De todas formas, Gran Bretaña sigue proyectando sus sombras sobre el proyecto eurocomunitario. Hay una mayoría estrecha pero real que está en contra de la permanencia de Gran Bretaña en la Unión Europea. David Cameron prometió que, en caso de reelección, organizaría en 2017 un referéndum nacional sobre esa disyuntiva. Por encima de los anhelos soberanistas o unionistas, lo que más sobresale de este gran ejercicio de democracia política es lo que dice en términos de construcción de una sociedad. El “si” a la independencia era también un no rotundo al modelo neoliberal británico instaurado en el país en los años ’80 por Margaret Thatcher. El liberalismo británico es, con el norteamericano, el más fecundo. El hecho de que desde el corazón mismo del Reino haya surgido una voz colectiva con un mensaje contra ese modelo es enorme. La autonomía reclamada era extensiva a los parámetros sociales, políticos y financieros que constituyen la identidad del modelo británico. Resulta también importante retener otra lección: en un mundo hiperglobalizado, hiperconectado y enfermo de consenso e inacción, la revuelta más peligrosa fue regional.

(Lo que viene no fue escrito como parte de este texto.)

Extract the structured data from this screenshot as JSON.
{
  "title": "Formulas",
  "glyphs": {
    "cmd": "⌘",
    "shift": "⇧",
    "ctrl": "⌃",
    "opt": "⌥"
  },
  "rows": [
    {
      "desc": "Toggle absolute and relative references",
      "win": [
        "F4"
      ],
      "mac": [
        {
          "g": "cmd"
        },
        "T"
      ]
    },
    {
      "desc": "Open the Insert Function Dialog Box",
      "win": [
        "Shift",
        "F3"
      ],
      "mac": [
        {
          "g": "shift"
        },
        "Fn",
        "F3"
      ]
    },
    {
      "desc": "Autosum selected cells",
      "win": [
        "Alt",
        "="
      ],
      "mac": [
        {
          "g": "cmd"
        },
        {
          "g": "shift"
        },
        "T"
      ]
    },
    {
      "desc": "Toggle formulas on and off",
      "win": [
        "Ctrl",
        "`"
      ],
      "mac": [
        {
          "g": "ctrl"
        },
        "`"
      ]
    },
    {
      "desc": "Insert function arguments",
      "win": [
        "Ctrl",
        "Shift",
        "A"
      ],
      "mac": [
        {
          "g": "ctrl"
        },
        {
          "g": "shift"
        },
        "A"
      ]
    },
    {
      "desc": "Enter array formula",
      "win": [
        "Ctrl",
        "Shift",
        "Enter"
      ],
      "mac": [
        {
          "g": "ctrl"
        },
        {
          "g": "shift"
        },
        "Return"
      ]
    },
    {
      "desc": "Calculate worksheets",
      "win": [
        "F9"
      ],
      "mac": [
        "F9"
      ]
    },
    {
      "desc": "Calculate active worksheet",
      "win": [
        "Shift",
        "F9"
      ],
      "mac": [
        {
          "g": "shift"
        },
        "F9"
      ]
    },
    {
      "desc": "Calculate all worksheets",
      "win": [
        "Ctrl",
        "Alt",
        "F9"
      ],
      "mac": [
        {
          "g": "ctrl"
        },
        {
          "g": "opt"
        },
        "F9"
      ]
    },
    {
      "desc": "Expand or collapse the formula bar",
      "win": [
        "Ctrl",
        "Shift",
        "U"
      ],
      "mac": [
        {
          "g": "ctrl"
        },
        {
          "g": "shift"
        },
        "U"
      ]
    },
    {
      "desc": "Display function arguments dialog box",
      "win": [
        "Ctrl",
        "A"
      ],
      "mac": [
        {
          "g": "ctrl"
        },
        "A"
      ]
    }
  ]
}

Los adeptos a las teorías sobre la aldea global como destino humano y horizonte de construcción de la civilización descartaron la potencia de ese hermoso concepto que es la región. No estamos todos en el mismo mundo, ni Internet nos iguala en la inteligencia o la estupidez. Queda, pujante, la íntima e irrepetible magia de las regiones humanas donde se habla, se canta, se respira, se bebe, se come y se sueña de otra manera. El particularismo salió en Escocia a enfrentar el monstruo de la totalidad. El soberanismo escocés consiguió algo que ni siquiera el movimiento globalizado de los indagados logró alcanzar pese a la pertinencia, justicia y nobleza de sus reclamos: plantearle a la potencia tutelar neoliberal un conflicto que la hizo tambalear.